Si un Brexit dur survient, cela signifie l’ajout de tarifs douaniers mais aussi un ralentissement conséquent des flux, dû à des contrôles aux frontières. A court terme, cela peut être bénéfique pour le cours de l’agneau français qui va bondir face à un fort allègement du marché, mais c’est aussi une perte de visibilité du produit auprès des français, qui ne va pas faciliter les achats.
A plus long terme, les britanniques vont probablement accepter de diminuer leur marge pour continuer d’exporter vers la France à des prix raisonnables, vu l’importance des flux commerciaux entre nos deux pays.
IRLANDE : manifestations et blocages d’usines ont momentanément bouleversé la production de viande irlandaise
En Irlande, les cours de l’agneau sont déprimés depuis le début de l’année, en moyenne inférieurs de -0,37 €/kg à ceux de l’an dernier (semaines 1 à 40). Des associations d’éleveurs ont manifesté leur mécontentement en bloquant usines et centres de distribution dans le centre du pays. Cela a provoqué un effondrement des abattages en septembre : semaine 37, on comptait 45 700 ovins abattus contre 70 220 l’an passé, la même semaine.
Le Brexit inquiète fortement les éleveurs irlandais (à raison) et perturbe déjà les flux commerciaux : le nombre d’ovins qui passent la frontière Irlande du Nord/République d’Irlande a augmenté cette année.
Le ministre des Finances irlandais a récemment annoncé un plan de soutien massif à l’économie du pays, d’un montant de 1,2 milliard d’euros, pour tenter de limiter l’impact imminent de la sortie du Royaume-Uni.
NOUVELLE-ZÉLANDE : flambée des prix de la viande ovine néozélandaise
Malgré un regain des abattages d’agneaux en août (+8 % / 2019), la production ovine cumulée est toujours ralentie depuis janvier, à -6 % /2018 sur 8 mois.

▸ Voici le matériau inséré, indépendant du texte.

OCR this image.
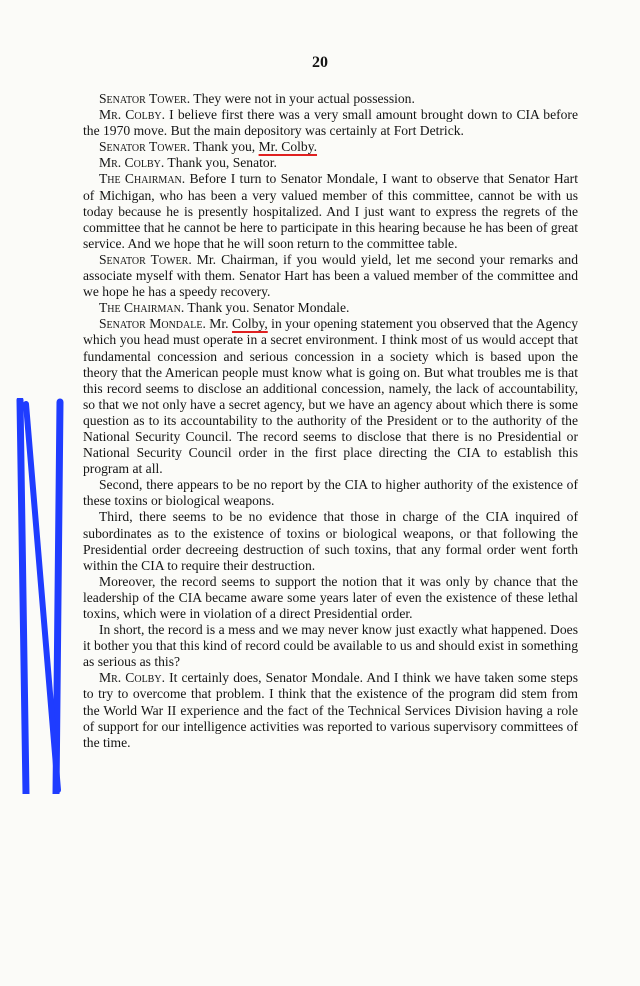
20

Senator Tower. They were not in your actual possession.

Mr. Colby. I believe first there was a very small amount brought down to CIA before the 1970 move. But the main depository was certainly at Fort Detrick.

Senator Tower. Thank you, Mr. Colby.

Mr. Colby. Thank you, Senator.

The Chairman. Before I turn to Senator Mondale, I want to observe that Senator Hart of Michigan, who has been a very valued member of this committee, cannot be with us today because he is presently hospitalized. And I just want to express the regrets of the committee that he cannot be here to participate in this hearing because he has been of great service. And we hope that he will soon return to the committee table.

Senator Tower. Mr. Chairman, if you would yield, let me second your remarks and associate myself with them. Senator Hart has been a valued member of the committee and we hope he has a speedy recovery.

The Chairman. Thank you. Senator Mondale.

Senator Mondale. Mr. Colby, in your opening statement you observed that the Agency which you head must operate in a secret environment. I think most of us would accept that fundamental concession and serious concession in a society which is based upon the theory that the American people must know what is going on. But what troubles me is that this record seems to disclose an additional concession, namely, the lack of accountability, so that we not only have a secret agency, but we have an agency about which there is some question as to its accountability to the authority of the President or to the authority of the National Security Council. The record seems to disclose that there is no Presidential or National Security Council order in the first place directing the CIA to establish this program at all.

Second, there appears to be no report by the CIA to higher authority of the existence of these toxins or biological weapons.

Third, there seems to be no evidence that those in charge of the CIA inquired of subordinates as to the existence of toxins or biological weapons, or that following the Presidential order decreeing destruction of such toxins, that any formal order went forth within the CIA to require their destruction.

Moreover, the record seems to support the notion that it was only by chance that the leadership of the CIA became aware some years later of even the existence of these lethal toxins, which were in violation of a direct Presidential order.

In short, the record is a mess and we may never know just exactly what happened. Does it bother you that this kind of record could be available to us and should exist in something as serious as this?

Mr. Colby. It certainly does, Senator Mondale. And I think we have taken some steps to try to overcome that problem. I think that the existence of the program did stem from the World War II experience and the fact of the Technical Services Division having a role of support for our intelligence activities was reported to various supervisory committees of the time.
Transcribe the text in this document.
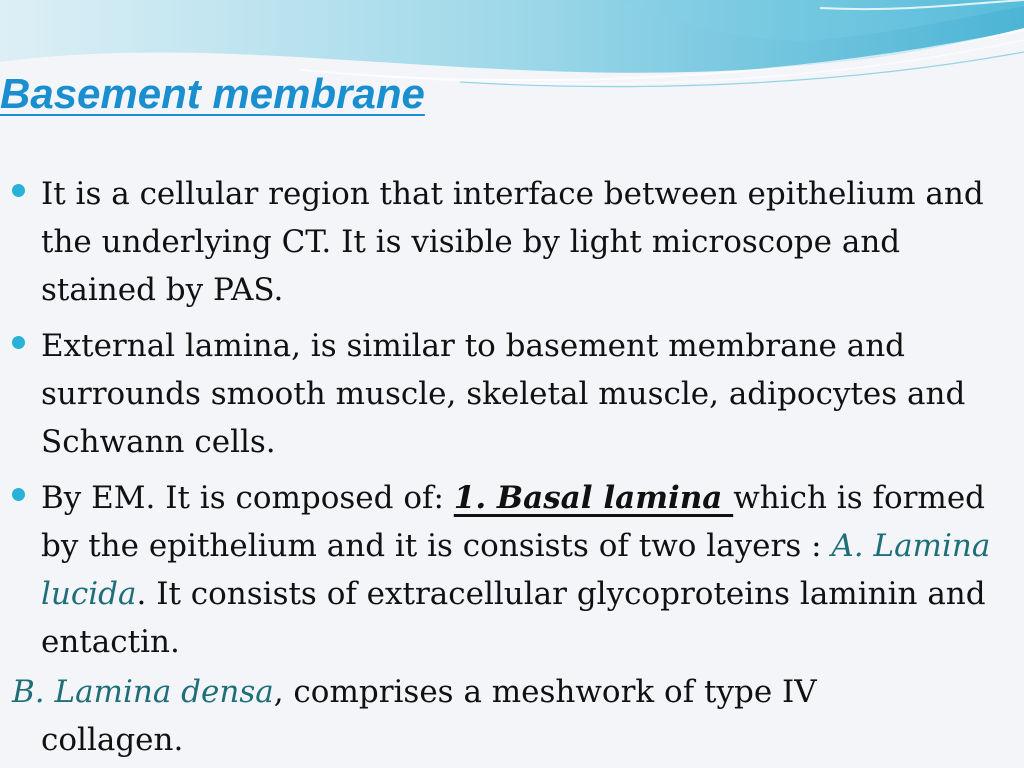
Basement membrane
It is a cellular region that interface between epithelium and the underlying CT. It is visible by light microscope and stained by PAS.
External lamina, is similar to basement membrane and surrounds smooth muscle, skeletal muscle, adipocytes and Schwann cells.
By EM. It is composed of: 1. Basal lamina which is formed by the epithelium and it is consists of two layers : A. Lamina lucida. It consists of extracellular glycoproteins laminin and entactin.
B. Lamina densa, comprises a meshwork of type IV
collagen.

La décapitalisation, à l’œuvre dans la filière ovine, ne permet pas à la Nouvelle-Zélande de combler totalement la forte demande internationale en viande ovine. Sur la même dynamique que depuis le début de l’année, les envois de viande ovine ont fortement baissé en août, de -26 % /2018. Ils sont en retrait vers l’UE à 28, comme depuis le début de l’année, en particulier vers le Royaume-Uni (- 40% en août), premier client de la Nouvelle-Zélande parmi les pays de l’UE. La baisse des envois vers la France se poursuit également, à hauteur de -46 % en août. Même les envois vers la Chine, destination privilégiée de la Nouvelle-Zélande sont enregistrés en baisse (-10% en août). Seules les ventes vers Hong-Kong et le Japon sont croissantes en août 2019/ août 2018.
Le repli des exportations néozélandaises de viande ovine s’accentue avec août : -7 % /2018 sur un cumul de 8 mois (-21 % vers l’UE-28 ; +12 % vers la Chine).
Les stocks d’agneaux s’amenuisent et vont continuer de baisser jusqu’à la nouvelle saison qui démarre en octobre.
Entre une demande chinoise détonante (conséquence de la pénurie de viande de porc provoquée par la fièvre porcine africaine) et des disponibilités limitées, les prix de la viande ovine néozélandaise s’envolent : selon AHDB, le prix de la côtelette d’agneau néozélandais vendue en Chine dépasserait actuellement le prix du gigot d’agneau néozélandais vendu en Europe.
ESPAGNE : des envois d’agneaux vifs qui explosent
Les exportations espagnoles d’agneaux vivants se sont envolées cette année : sur 7 mois, la hausse est de +80% !
La Libye, premier client de l’Espagne en agneaux vifs, a fortement augmenté ses achats d’agneaux espagnols (+50%, soit + 164 700 agneaux). Pourtant, les envois vers cette destination sont difficiles, compte-tenu de la situation intérieure du pays (présence de groupes affiliés à Daech et Al-Qaida dans plusieurs régions, en particulier au Sud). Les exportateurs espagnols ne veulent plus travailler dans ces conditions et auraient alors les yeux rivés sur Sud de la France, dont les attentes pour la viande ovine sont similaires (agneaux légers).